When I saw a headline in the current issue of The Week it looked like they had got an article about Irish Education Minister, Ruairi Quinn. It said, “You are a bad person if you send your children to a private school.”

That is more or less what Ruairi Quinn, with his ideologically-driven Labour Party and the social engineers in his Education Ministry certainly seem to think. Just this month he has unveiled more legislative proposals to cut the ground from under those evil parents who dare to attempt to form their own judgments as to what kind of school might give their children a better chance in life.

Quinn is proposing, among other things, to put a cap in the number of children any school can accept from families of past pupils of that school. In other words, the great statist leveling machine – regardless of whether that leveling might be down as well as up – trumps parental choice, experience, judgment and loyalty to the old school tie.

The quote was not in fact from Quinn. It was from across the Atlantic, but it surely came from the same soviet ideology to which Quinn subscribes where the family, individual preference, and parental responsibility are always sacrificed to the socialist pipe-dream of an egalitarianism totally divorced from human nature.

Jack Jennings on The Huffington Post dew our attention to the Council for American Private Education’s statistics showing us that there are 33,366 private schools in the US – 25% of the total. Because they tend to be much smaller than publicly funded schools, they cater for just one in ten of the school-going population. Nor are they all expensive boarding schools for the elite, the Post told us. The vast majority have a religious affiliation, and the bulk of these are Catholic.

This freedom of choice really annoyed Allison Benedikt on Slate.com. My take on this is simple, she said, “You are a bad person if you send your children to private school.” That parents choose to send their children to these schools because they live in urban areas with bad schools, or because their kids are gifted or have learning issues, or because they want small classes and personal attention and courses in modern film and Mandarin, cut no ice with her at all.  You know who else wants those things? She asked. “Everyone.”

When affluent parents pull their kids out of public schools, her argument went on, those schools lose the clout and resources they deserve. So don’t run away from the schools poor families are forced to depend on. “Send your kids to school with their kids,” and then fight to make things better for everyone.

Poverty is blamed for everything in this world view, ignoring all the other multiple factors which contribute to quality – or the lack of it – in education. In other words, sacrifice your kids to this social ideology which tells us that the state and not the family is the heart and soul of society. The state in all things knows best.

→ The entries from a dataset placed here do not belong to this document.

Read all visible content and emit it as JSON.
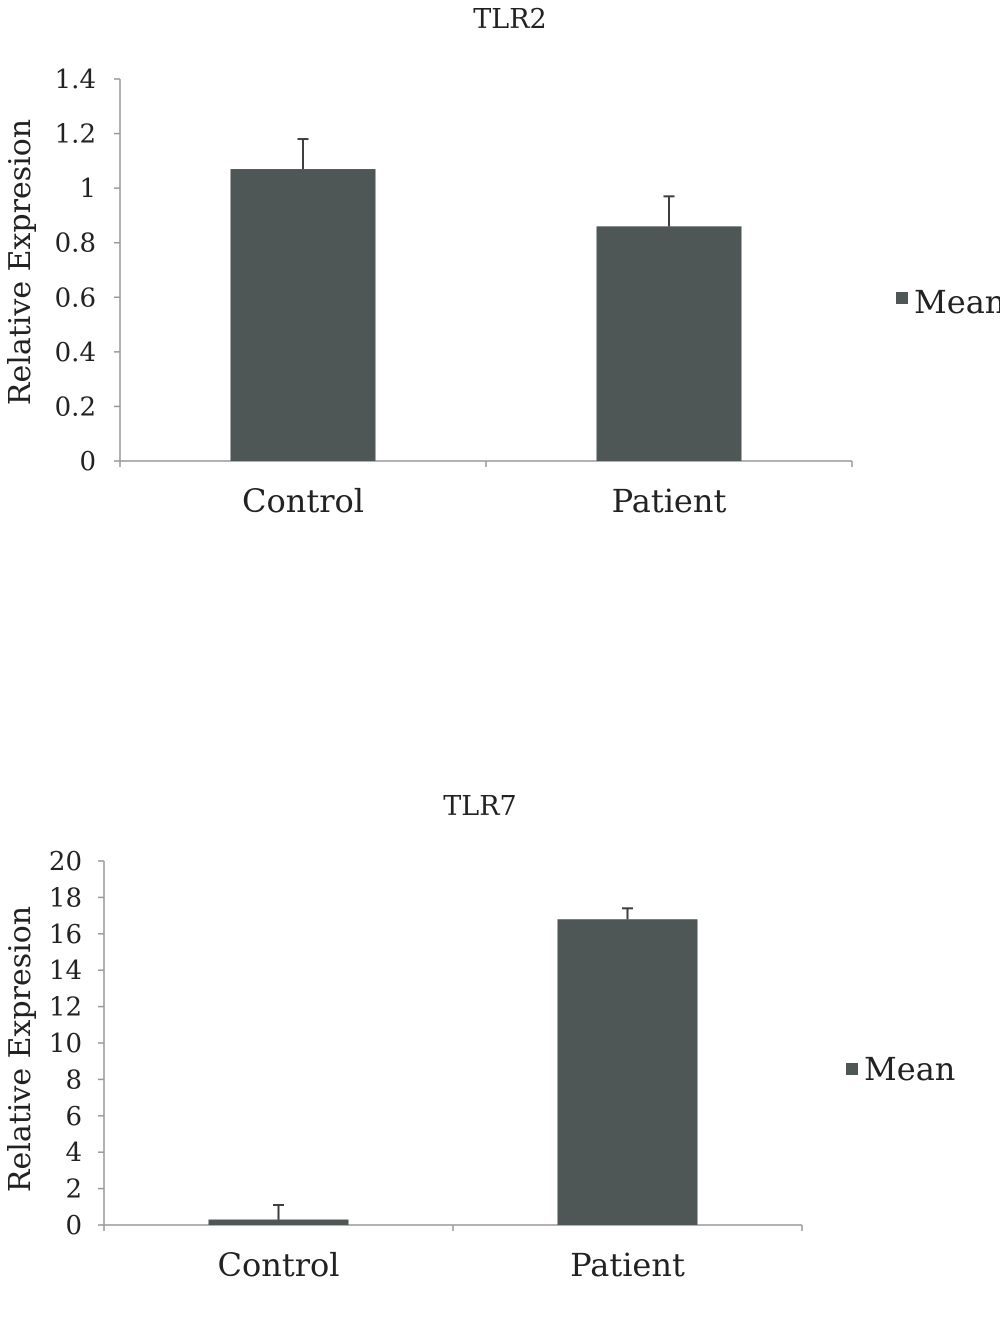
{
  "chart_data": [
    {
      "type": "bar",
      "title": "TLR2",
      "xlabel": "",
      "ylabel": "Relative Expresion",
      "categories": [
        "Control",
        "Patient"
      ],
      "series": [
        {
          "name": "Mean",
          "values": [
            1.07,
            0.86
          ],
          "errors": [
            0.11,
            0.11
          ]
        }
      ],
      "ylim": [
        0,
        1.4
      ],
      "yticks": [
        "0",
        "0.2",
        "0.4",
        "0.6",
        "0.8",
        "1",
        "1.2",
        "1.4"
      ],
      "legend": "right",
      "grid": false,
      "bar_color": "#4f5656"
    },
    {
      "type": "bar",
      "title": "TLR7",
      "xlabel": "",
      "ylabel": "Relative Expresion",
      "categories": [
        "Control",
        "Patient"
      ],
      "series": [
        {
          "name": "Mean",
          "values": [
            0.3,
            16.8
          ],
          "errors": [
            0.8,
            0.6
          ]
        }
      ],
      "ylim": [
        0,
        20
      ],
      "yticks": [
        "0",
        "2",
        "4",
        "6",
        "8",
        "10",
        "12",
        "14",
        "16",
        "18",
        "20"
      ],
      "legend": "right",
      "grid": false,
      "bar_color": "#4f5656"
    }
  ]
}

Rod Dreher, on TheAmericanConservative.com, answered her, describing her line as “the educational equivalent of Soviet economics”. Am I supposed to believe I have a moral obligation, he asked, to give my kids a “crappy” education, “when I know something better and higher is available?” For liberals, he continued, all that matters is that “we are united in the state, no matter how stupid, ignorant, and poor it makes us”.

Another commentator pointed out that Benedikt was also mistaken about her basic premise. John Carney on CNBC.com said competition improves education and numerous studies show that when public high schools have to compete with private schools, they raise their game in every way. So parents who send their kids to private schools aren’t doing something wrong – “they are performing a verifiable public good”.

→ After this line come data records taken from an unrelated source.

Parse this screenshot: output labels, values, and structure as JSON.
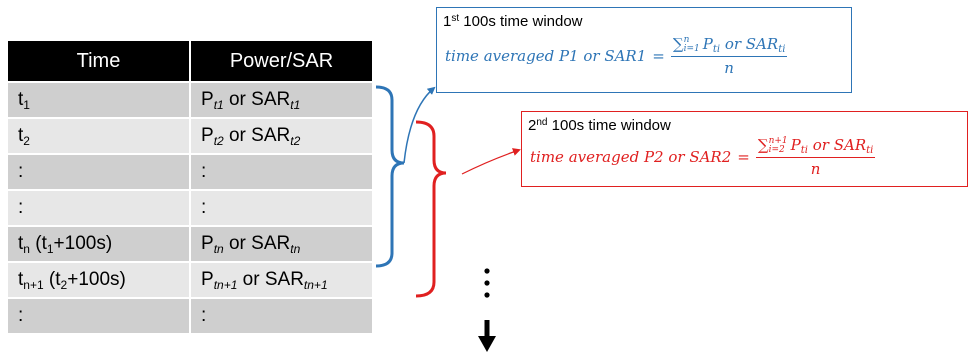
{
  "table": {
    "headers": [
      "Time",
      "Power/SAR"
    ],
    "rows": [
      {
        "time": {
          "main": "t",
          "sub": "1"
        },
        "power": {
          "p": "P",
          "psub": "t1",
          "mid": " or SAR",
          "ssub": "t1"
        }
      },
      {
        "time": {
          "main": "t",
          "sub": "2"
        },
        "power": {
          "p": "P",
          "psub": "t2",
          "mid": " or SAR",
          "ssub": "t2"
        }
      },
      {
        "time": {
          "main": ":",
          "sub": ""
        },
        "power": {
          "p": ":",
          "psub": "",
          "mid": "",
          "ssub": ""
        }
      },
      {
        "time": {
          "main": ":",
          "sub": ""
        },
        "power": {
          "p": ":",
          "psub": "",
          "mid": "",
          "ssub": ""
        }
      },
      {
        "time": {
          "main": "t",
          "sub": "n",
          "extra_pre": " (t",
          "extra_sub": "1",
          "extra_post": "+100s)"
        },
        "power": {
          "p": "P",
          "psub": "tn",
          "mid": " or SAR",
          "ssub": "tn"
        }
      },
      {
        "time": {
          "main": "t",
          "sub": "n+1",
          "extra_pre": " (t",
          "extra_sub": "2",
          "extra_post": "+100s)"
        },
        "power": {
          "p": "P",
          "psub": "tn+1",
          "mid": " or SAR",
          "ssub": "tn+1"
        }
      },
      {
        "time": {
          "main": ":",
          "sub": ""
        },
        "power": {
          "p": ":",
          "psub": "",
          "mid": "",
          "ssub": ""
        }
      }
    ]
  },
  "windows": [
    {
      "ordinal": "1",
      "ordinal_suffix": "st",
      "title": " 100s time window",
      "color": "#2e75b6",
      "lhs": "time averaged P1 or SAR1",
      "sum_lower": "i=1",
      "sum_upper": "n",
      "num_body_p": "P",
      "num_body_mid": " or SAR",
      "term_sub": "ti",
      "denominator": "n"
    },
    {
      "ordinal": "2",
      "ordinal_suffix": "nd",
      "title": " 100s time window",
      "color": "#e02020",
      "lhs": "time averaged P2 or SAR2",
      "sum_lower": "i=2",
      "sum_upper": "n+1",
      "num_body_p": "P",
      "num_body_mid": " or SAR",
      "term_sub": "ti",
      "denominator": "n"
    }
  ],
  "equals_sign": "=",
  "sigma_symbol": "∑",
  "continuation_dots": "⋮",
  "icons": {
    "down_arrow": "down-arrow-icon",
    "blue_brace": "brace-icon",
    "red_brace": "brace-icon"
  }
}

What hope is there that Ireland might escape from the grip of this wretched ideology? Little at present, unfortunately. It appears that Irish social public policy, in health and education particularly, is captive to a clique of unreconstructed ‘sixties and ‘seventies apparatchiks who would have felt perfectly at home in the soviet block 40 years ago.

An Eastern European observer of the Irish scene recently observed that in terms of the onslaught which he has seen the Irish State making on Irish institutions still maintaining a Christian ethos, the Communists in his country 40 years ago were very much in second place. They haven’t gone away, you know.